Laboratory of Signal Transduction Reveals Molecular Mechanism for Functional Selectivity of GPCR
In a recent study, Professor Rui-Ping Xiao and her research group at Institute of Molecular Medicine of Peking University has provided an essential experimental evidence to support the new paradigm of functional selectivity for G protein-coupled receptor (GPCR) signal transduction. The study was published online on May 15 in The Journal of Biological Chemistry (http://www.jbc.org/cgi/doi/10.1074/jbc.M114.558882)

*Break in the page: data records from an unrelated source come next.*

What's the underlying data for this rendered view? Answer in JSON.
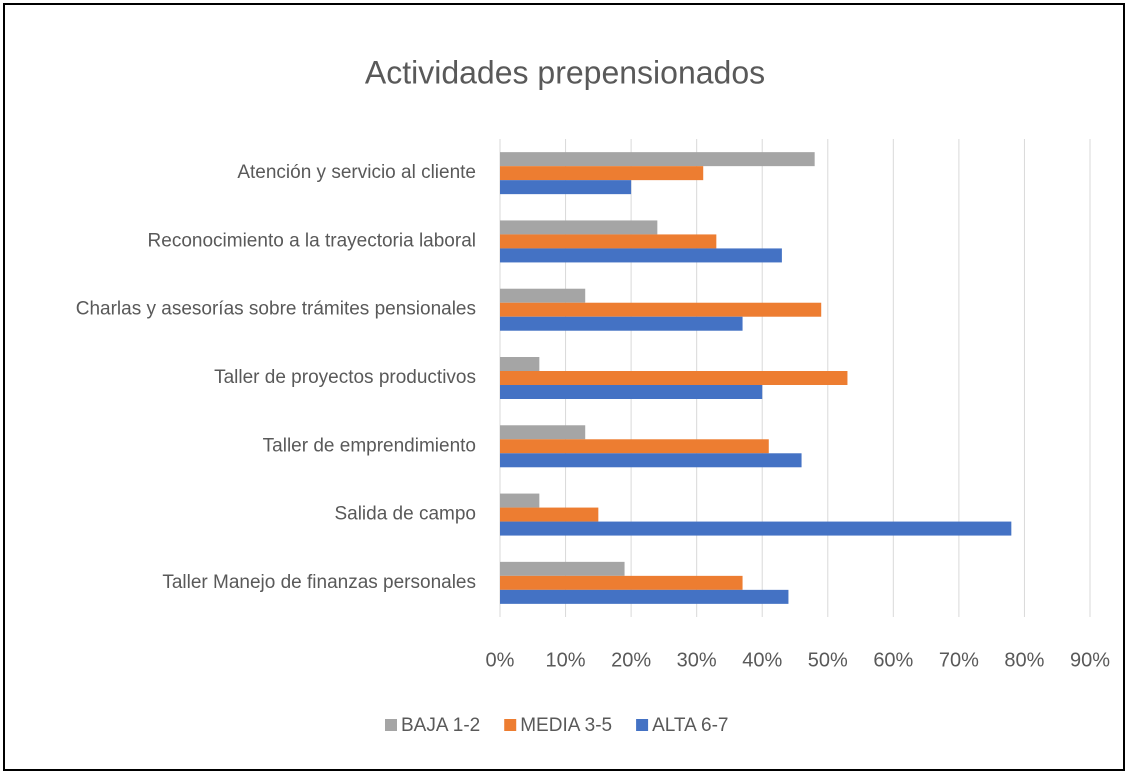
{
  "chart_data": {
    "type": "hbar",
    "title": "Actividades prepensionados",
    "categories": [
      "Atención y servicio al cliente",
      "Reconocimiento a la trayectoria laboral",
      "Charlas y asesorías sobre trámites pensionales",
      "Taller de proyectos productivos",
      "Taller de emprendimiento",
      "Salida de campo",
      "Taller Manejo de finanzas personales"
    ],
    "series": [
      {
        "name": "BAJA 1-2",
        "color": "#a5a5a5",
        "values": [
          48,
          24,
          13,
          6,
          13,
          6,
          19
        ]
      },
      {
        "name": "MEDIA 3-5",
        "color": "#ed7d31",
        "values": [
          31,
          33,
          49,
          53,
          41,
          15,
          37
        ]
      },
      {
        "name": "ALTA 6-7",
        "color": "#4472c4",
        "values": [
          20,
          43,
          37,
          40,
          46,
          78,
          44
        ]
      }
    ],
    "xlim": [
      0,
      90
    ],
    "xticks": [
      {
        "value": 0,
        "label": "0%"
      },
      {
        "value": 10,
        "label": "10%"
      },
      {
        "value": 20,
        "label": "20%"
      },
      {
        "value": 30,
        "label": "30%"
      },
      {
        "value": 40,
        "label": "40%"
      },
      {
        "value": 50,
        "label": "50%"
      },
      {
        "value": 60,
        "label": "60%"
      },
      {
        "value": 70,
        "label": "70%"
      },
      {
        "value": 80,
        "label": "80%"
      },
      {
        "value": 90,
        "label": "90%"
      }
    ],
    "grid": true,
    "legend": "bottom"
  }
}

The GPCR superfamily, a class of membrane proteins responsible for transmembrane signal transduction, has been a focal point in the field of biomedical research as well as drug discovery and development. Drugs targeting this superfamily account for about 50% of all prescription pharmaceuticals on the market. Recently, a paradigm called functional selectivity of GPCR signaling has been proposed to explain how different ligands can cause a single GPCR to relay diverse downstream signals. According to this paradigm, ligand-specific receptor signaling (biased signaling) depends on ligand-specific receptor conformation. However, this hypothesis suffers from the lack of structure-function-based experimental evidence.
As early as 2003, Rui-Ping Xiao and her team discovered that while most β2-adrenergic receptor (β2-AR) agonists stimulate the receptor to activate both the stimulatory G proteins (Gs) and the inhibitory G proteins (Gi) to produce dual signaling, fenoterol stimulates the Gs-selective β2-ARsignaling. However, the molecular mechanism for the functional selectivity of β2-AR signaling remains elusive.
The latest study by Woo et al. demonstrated that “tyrosine 308 is necessary for Gs-biased signaling of β2-AR”. The researchers found that (R,R’)-4'-aminofenoterol, an analog of fenoterol, stimulates the wild-type β2-AR to produce selectively Gs signaling but stimulates the β2-AR Y308F mutant to produce Gs and Gi dual signaling. Further application of a cohort of fenoterol derivatives in computer modeling studies and biological assays on cardiomyocytes led to the identification of a hydrogen bond interaction between the 4’-O or 4’-N of the ligand and the phenyl hydroxyl group of β2-AR-Y308 necessary for Gs-biased signaling (Figure).
The study reported for the first time the identification of a ligand-receptor interaction dedicated to functional selectivity. It also revealed the structural basis of functional selectivity for β2-AR signaling and provided structural insights for structure-based design of signaling pathway-specific drugs.
National Institute on Aging of the United States National Institutes of Health (NIH), Medical University of Lublin in Poland, Torrey Pines Institute for Molecular Studies and SRI International participated in this study. The study was funded by the ‘973’ project of Ministry of Science and Technology of China, National Science Foundation of China, Beijing Key Laboratory of Cardiometabolic Molecular Medicine Peking University, Intramural Research Program of the United States National Institutes of Health National Institute on Aging, and the Foundation of Polish Science.